While this particular exercise was held jointly by the cybersecurity group of the UK Energy Emergency Executive (E3CC) and the UK Department for Business, Energy and Industrial Strategy (BEIS), its lessons are broadly applicable for regulators, utilities, and operational technology (OT) or information technology (IT) security experts anywhere in the world.

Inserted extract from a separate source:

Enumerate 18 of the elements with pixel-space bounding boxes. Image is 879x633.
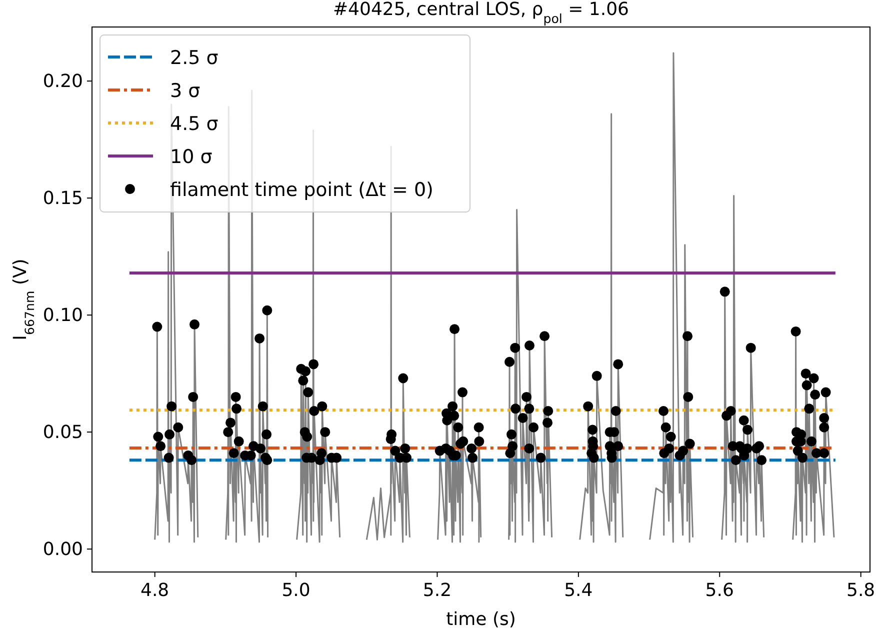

In its paper, Leo Simonovich refers to an independent study research from the Ponemon Institute. According to the study, 54% of global utilities expect an OT attack in the next 12 months. Having said that, less than 50% rate their own readiness and response to cyberattacks as high, and 35% of them have no response plan in place.
Mr. Simonovich stresses the importance of a clear OT response framework that includes preparation for an attack, identifying a breach, containing damage, removing the threat, enacting recovery, and documenting lessons learned from the incident. A solid response plan should also build a culture of continuous improvement and constant vigilance.